A queda de um carro no Rio Mossunguê durante forte enxurrada na noite desta terça-feira (16) , que acabou na morte do motorista do veículo, não foi o primeiro caso no local – no início da tarde desta quinta-feira (18), o veículo da vítima, um Renault Logan, ainda estava no leito do rio. Moradores contam que, em meados do ano passado, outro condutor também quase foi vítima da falta de estrutura na ponte. O caso só não acabou em tragédia porque o veículo foi segurado por pedras. Mais do que isso, segundo os vizinhos do rio, os pedidos por obras que evitem que novos acidentes se repitam são antigos, mas que nada foi feito pela prefeitura ao longo das últimas duas décadas.

A moradora de um sobrado bem perto de onde o carro do engenheiro foi levado, na Rua Marcos Andreatta, diz que há mais de 20 anos a prefeitura é acionada para fazer reparos no rio.
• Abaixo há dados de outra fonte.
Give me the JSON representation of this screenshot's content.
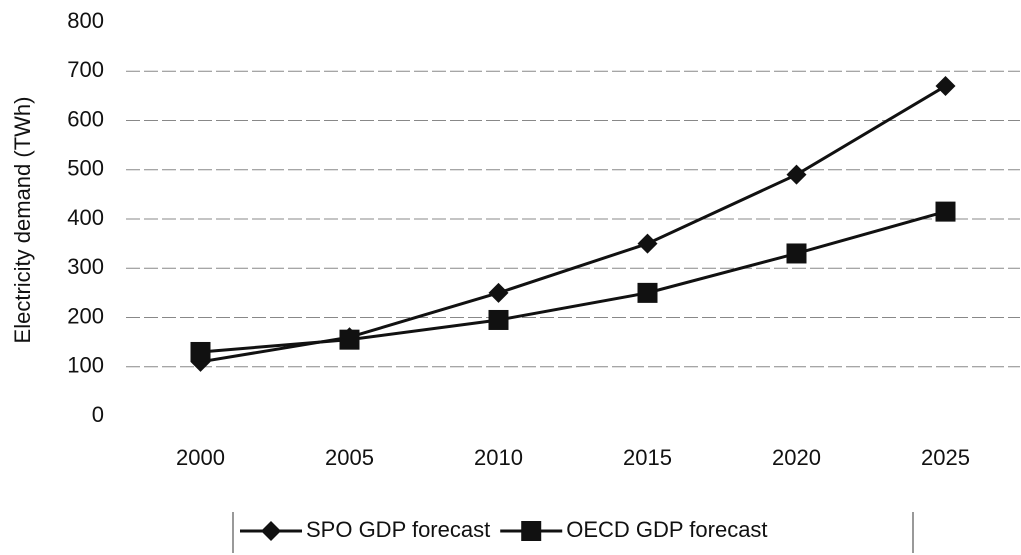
{
  "chart_data": {
    "type": "line",
    "y_label": "Electricity demand (TWh)",
    "categories": [
      "2000",
      "2005",
      "2010",
      "2015",
      "2020",
      "2025"
    ],
    "series": [
      {
        "name": "SPO GDP forecast",
        "color": "#111111",
        "marker": "diamond",
        "values": [
          110,
          160,
          250,
          350,
          490,
          670
        ]
      },
      {
        "name": "OECD GDP forecast",
        "color": "#111111",
        "marker": "square",
        "values": [
          130,
          155,
          195,
          250,
          330,
          415
        ]
      }
    ],
    "ylim": [
      0,
      800
    ],
    "yticks": [
      0,
      100,
      200,
      300,
      400,
      500,
      600,
      700,
      800
    ],
    "grid": true
  }
}
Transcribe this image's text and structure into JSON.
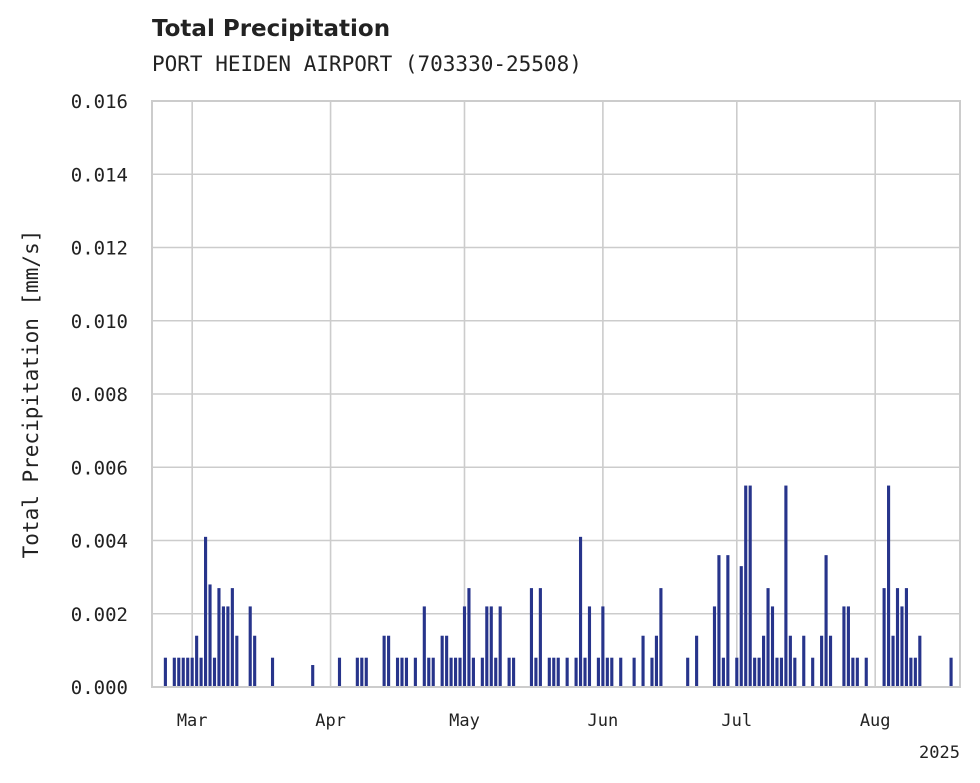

À gestão passada, foi entregue um abaixo-assinado para baixar o córrego em 2 metros — solução que ajudaria a evitar as inundações em dias de tempestades. Mas o retorno não veio.

Veja também: A previsão do tempo para todo o Paraná

“A gente está há muitas gestões brigando com a prefeitura para ver se fazem alguma coisa por esse rio. Pelo menos, se tivesse a ponte aqui em boas condições, teria evitado de o motorista cair. Mas a gente só briga. Os anos passam e nada é feito”, declarou a moradora que não quis se identificar.

A tragédia desta terça-feira (16) aconteceu em meio a uma chuva forte e trouxe à tona um problema que já é rotina para os moradores. “Nem sair de casa direito dá, porque se sai e chove tem que voltar correndo”, explica Dulce Meira, 64, que vive há 22 ao lado do rio e vive com mendo de inundações. Ela conta que, nesse período, já foram quatro enchentes grandes e, em algumas, foi obrigada a sair de casa. Já os alagamentos que tomam conta do jardim e da parte da frente da casa nem entram mais nos cálculos. “Isso é direto. Choveu, sobe. A gente pede para eles fazerem uma contenção aqui, mas nunca temos retorno”, diz.

Outro vizinho do Rio Mossunguê, Rodrigo Irapuan, de 41 anos, viu a água invadir a sua casa e a do sogro durante o temporal da última terça-feira. A família conseguiu salvar os eletrodomésticos, mas os móveis foram perdidos porque o nível da água – que subiu 3 metros, segundo o Corpo de Bombeiros – se alterou rápido demais. “Quando eu vi, o rio já estava subindo da minha cintura”, relembra o morador, que há anos pede a implantação de uma galeria para resolver de vez o problema.

Foto: Jonathan Campos
Irapuan mostra até onde a água subiu em sua casa. Foto: Jonathan Campos

 

Segundo Rodrigo, o transtorno se agravou com o aumento de condomínios na Rua Professor Pedro Viriato Parigot de Souza e que teriam galerias estreitas demais para suportar o grande volume de água que vem com as tempestades. “Como não comporta tudo lá, cai direto para o Rio Mossunguê”, explica. O morador diz que o problema já foi relatado diversas vezes à prefeitura, até mesmo nas redes sociais do prefeito Rafael Greca, que respondeu dizendo que a reclamação deveria ser feita pela Central 156.

No entanto, no serviço, as respostas obtidas foram de que não há o que ser feito no rio. “A prefeitura não faz nada. Se tivesse alguma mansão aqui, eles fariam. As poucas vezes que vieram, olharam aqui e disseram que está tudo bem. É muito triste”, desabafa Rodrigo.

De acordo com o Departamento de Pontes e Drenagens, da Secretaria Municipal de Obras Públicas, realmente não há projetos para levar uma galeria ou um projeto de contenção para o rio. A prefeitura disse que equipes fizeram uma nova vistoria no ponto onde o carro caiu e que, agora, estuda a possibilidade de construir uma barreira de proteção do rio.

“Na noite de terça-feira, houve uma precipitação muito rápida e de forte intensidade de chuva, que fez o rio subir rapidamente. Equipes de manutenção fazem limpeza e conservação constantes na região, mas em casos de chuvas muitos fortes e de forma rápida, às vezes a calha do rio não suporta a quantidade de água”, diz a nota.